The overweight or obese patient deserves major clinical attention. The growing prevalence of this condition threatens to undermine all our recent gains to prevent and control chronic disease. Co-written by the presidents and chief science advisors of the two organizations, the document was issued in part to dispel the notion that there is disagreement between the ADA and AHA about the need to assess patients for risk factors such as prediabetes, hypertension, dyslipidemia, obesity, and smoking.
In fact, the debate has been specifically about the clinical utility of the term "metabolic syndrome," not about the overall need to screen patients for risk of cardiovascular disease (CVD). Unfortunately, some of the medical press has positioned the scientific issues related to the metabolic syndrome as a battle between the ADA and AHA, implicitly suggesting that CVD risk factor identification and treatment is now questionable.
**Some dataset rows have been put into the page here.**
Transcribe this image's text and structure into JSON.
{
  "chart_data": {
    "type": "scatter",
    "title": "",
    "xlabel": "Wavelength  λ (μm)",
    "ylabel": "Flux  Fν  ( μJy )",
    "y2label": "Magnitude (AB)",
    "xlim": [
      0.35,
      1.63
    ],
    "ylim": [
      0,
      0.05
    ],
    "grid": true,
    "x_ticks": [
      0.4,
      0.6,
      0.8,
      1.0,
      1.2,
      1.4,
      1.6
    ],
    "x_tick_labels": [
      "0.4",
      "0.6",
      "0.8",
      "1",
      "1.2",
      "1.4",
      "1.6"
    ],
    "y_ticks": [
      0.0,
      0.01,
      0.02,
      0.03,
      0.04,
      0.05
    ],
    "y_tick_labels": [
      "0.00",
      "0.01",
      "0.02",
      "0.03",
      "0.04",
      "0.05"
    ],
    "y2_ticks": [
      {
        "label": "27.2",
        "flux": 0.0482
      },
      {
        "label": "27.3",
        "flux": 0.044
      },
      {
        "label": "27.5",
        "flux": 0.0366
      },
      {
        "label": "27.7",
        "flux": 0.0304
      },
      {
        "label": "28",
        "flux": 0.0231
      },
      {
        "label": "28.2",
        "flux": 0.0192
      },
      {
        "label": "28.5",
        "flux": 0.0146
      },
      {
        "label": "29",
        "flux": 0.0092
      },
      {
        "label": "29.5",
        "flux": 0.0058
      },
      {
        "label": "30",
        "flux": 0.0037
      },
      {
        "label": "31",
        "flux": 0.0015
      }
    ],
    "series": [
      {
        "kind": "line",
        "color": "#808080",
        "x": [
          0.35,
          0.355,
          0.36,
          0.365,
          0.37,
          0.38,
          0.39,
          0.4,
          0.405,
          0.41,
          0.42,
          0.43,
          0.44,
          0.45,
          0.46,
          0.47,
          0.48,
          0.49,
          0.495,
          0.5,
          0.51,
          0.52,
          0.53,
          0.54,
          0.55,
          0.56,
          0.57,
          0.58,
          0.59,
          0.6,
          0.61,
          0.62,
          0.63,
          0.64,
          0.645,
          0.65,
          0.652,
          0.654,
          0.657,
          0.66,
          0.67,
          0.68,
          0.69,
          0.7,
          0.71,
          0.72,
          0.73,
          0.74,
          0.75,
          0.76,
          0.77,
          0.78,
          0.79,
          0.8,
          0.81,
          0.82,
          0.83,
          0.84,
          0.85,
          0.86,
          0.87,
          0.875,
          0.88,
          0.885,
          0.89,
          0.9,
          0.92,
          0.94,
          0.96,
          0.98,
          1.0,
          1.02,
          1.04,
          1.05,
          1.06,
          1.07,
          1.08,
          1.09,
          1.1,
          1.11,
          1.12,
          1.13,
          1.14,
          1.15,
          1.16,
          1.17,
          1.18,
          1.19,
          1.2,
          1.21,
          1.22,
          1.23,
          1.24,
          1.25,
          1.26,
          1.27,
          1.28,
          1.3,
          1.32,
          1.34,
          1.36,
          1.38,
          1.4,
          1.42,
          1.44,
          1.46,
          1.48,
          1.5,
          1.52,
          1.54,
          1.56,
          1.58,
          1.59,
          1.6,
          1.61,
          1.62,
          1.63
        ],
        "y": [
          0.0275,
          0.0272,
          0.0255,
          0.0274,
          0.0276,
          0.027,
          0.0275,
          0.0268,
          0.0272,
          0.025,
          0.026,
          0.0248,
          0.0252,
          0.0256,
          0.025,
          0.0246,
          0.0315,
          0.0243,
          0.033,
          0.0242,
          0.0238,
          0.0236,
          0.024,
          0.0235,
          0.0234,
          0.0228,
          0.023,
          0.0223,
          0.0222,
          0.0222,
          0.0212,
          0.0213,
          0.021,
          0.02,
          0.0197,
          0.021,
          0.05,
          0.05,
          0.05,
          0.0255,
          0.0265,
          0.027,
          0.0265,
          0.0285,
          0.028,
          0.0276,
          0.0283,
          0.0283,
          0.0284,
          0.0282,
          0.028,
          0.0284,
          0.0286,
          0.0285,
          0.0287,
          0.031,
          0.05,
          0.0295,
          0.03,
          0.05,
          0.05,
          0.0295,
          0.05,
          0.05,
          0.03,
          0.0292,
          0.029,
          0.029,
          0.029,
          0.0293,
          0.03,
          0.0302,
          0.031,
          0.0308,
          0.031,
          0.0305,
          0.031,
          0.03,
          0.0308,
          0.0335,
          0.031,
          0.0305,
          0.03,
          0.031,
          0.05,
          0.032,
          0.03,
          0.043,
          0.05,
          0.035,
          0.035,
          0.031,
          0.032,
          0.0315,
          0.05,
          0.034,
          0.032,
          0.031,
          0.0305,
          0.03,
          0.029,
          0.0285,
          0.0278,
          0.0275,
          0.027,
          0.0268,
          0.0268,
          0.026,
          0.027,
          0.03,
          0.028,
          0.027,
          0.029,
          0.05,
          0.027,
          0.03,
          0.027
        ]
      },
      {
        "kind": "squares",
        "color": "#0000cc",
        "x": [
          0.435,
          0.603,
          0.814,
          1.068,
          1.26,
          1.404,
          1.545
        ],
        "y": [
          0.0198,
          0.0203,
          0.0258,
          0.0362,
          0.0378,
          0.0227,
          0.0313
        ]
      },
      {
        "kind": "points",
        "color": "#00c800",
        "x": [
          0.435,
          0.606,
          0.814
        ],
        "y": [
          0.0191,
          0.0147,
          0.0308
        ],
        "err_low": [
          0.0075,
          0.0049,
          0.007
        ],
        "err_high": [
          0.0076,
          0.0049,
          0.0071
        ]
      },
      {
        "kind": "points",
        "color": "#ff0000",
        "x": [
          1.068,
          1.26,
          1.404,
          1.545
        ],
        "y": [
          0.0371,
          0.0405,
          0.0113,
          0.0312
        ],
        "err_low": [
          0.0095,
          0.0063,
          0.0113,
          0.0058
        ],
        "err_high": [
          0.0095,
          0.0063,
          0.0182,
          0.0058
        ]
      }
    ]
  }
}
We are concerned that the presumed dispute will lead to a reduction in the favorable trend of many aspects of CVD risk factor reduction.
Another reason for issuing the statement, they noted, is the recent evidence suggesting that risk assessment and adherence to national guidelines remains "woefully suboptimal."
The ADAs free online tool includes all known CVD risk factors and can be used to predict the effects of treatment. An earlier statement about strategies for preventing CVD, cancer and diabetes was issued jointly by the ADA, AHA, and the American Cancer Society.